Zu weiteren guten Einfällen des Regisseurs gehört die Farbkodierung bestimmter Szenen. Aus dem 08/15-Western ist Farbkodierung jedem Zuschauer vertraut: Die Guten tragen weiße, die Bösen schwarze Hüte. In Parodien oder Satiren ist es natürlich umgekehrt. Farbkodierung ist auch ein wesentliches Merkmal bestimmter Räume. So sind Duschen häufig von einem kränklichen Weiß – und zwar nicht nur in Hitchcocks „Psycho“, weil dieser Film in S/W gedreht wurde! Das erinnert daran, dass Weiß nicht nur die Farbe der Reinheit (im Westen) ist, sondern in Ostasien traditionell die Farbe des Todes.

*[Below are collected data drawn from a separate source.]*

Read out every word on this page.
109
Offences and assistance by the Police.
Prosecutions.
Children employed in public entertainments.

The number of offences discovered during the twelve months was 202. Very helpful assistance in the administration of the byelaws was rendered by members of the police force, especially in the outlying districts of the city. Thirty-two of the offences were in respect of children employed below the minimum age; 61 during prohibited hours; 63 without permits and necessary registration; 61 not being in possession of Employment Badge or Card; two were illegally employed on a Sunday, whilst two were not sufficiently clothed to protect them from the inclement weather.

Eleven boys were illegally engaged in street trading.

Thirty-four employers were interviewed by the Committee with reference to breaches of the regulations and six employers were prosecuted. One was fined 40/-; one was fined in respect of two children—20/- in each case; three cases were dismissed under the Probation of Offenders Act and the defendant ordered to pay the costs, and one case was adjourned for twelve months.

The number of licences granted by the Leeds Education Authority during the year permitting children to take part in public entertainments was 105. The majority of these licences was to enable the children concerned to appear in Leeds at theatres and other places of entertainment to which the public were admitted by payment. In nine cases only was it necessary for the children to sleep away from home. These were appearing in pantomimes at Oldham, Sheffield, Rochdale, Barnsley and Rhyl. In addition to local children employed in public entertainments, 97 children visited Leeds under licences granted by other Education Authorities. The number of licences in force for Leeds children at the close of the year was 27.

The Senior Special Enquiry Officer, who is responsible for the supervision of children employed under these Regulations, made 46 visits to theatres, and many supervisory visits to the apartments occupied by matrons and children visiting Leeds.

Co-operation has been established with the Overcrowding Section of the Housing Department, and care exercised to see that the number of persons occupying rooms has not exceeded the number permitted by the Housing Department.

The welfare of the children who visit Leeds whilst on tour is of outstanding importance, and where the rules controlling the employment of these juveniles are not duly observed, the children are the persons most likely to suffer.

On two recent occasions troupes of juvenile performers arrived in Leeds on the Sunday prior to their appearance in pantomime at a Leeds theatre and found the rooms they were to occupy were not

Farben erzeugen Stimmungen. In „Emmanuelle 2“ ist das Interieur des Bordells ganz mit knallroter Seide ausgeschlagen, was einen extrem erotischen, aber auch aufdringlichen Eindruck hervorruft. Im Gegensatz ist Emmanuelles Akupunktur-induzierter Traum ganz in kühles Aquamarinblau getaucht. Springt einen das Bordellrot quasi an, so saugt einen das dunkle Traumblau hinein. Auf dem Zwischendeck der Fähre herrscht wieder eine ganz andere Stimmung: Das Dämmerlicht erlaubt intime Begegnungen zwischen unbekannten Menschen. Ein subtiles Beige und Sepiabraun umspielt die weiblichen Körper. Im Badehaus erhöht der Kontrast zwischen braunhätiger Masseuse und weißhäutiger Europäerin den Reiz der erotischen Begegnung.

Schwächen

Die Musik hat all diese Stimmungen adäquat zu untermalen. Dies gelingt Francis Lai in vielen Fällen, aber nicht immer. Seine Klavierkadenzen werden allzuoft wiederholt, als dass dies nicht nach dem dritten Mal auffiele. Dann ist es schon zu spät: Das Immergleiche beginnt zu stören. Auch Romantizismus erfordert Einfallsreichtum.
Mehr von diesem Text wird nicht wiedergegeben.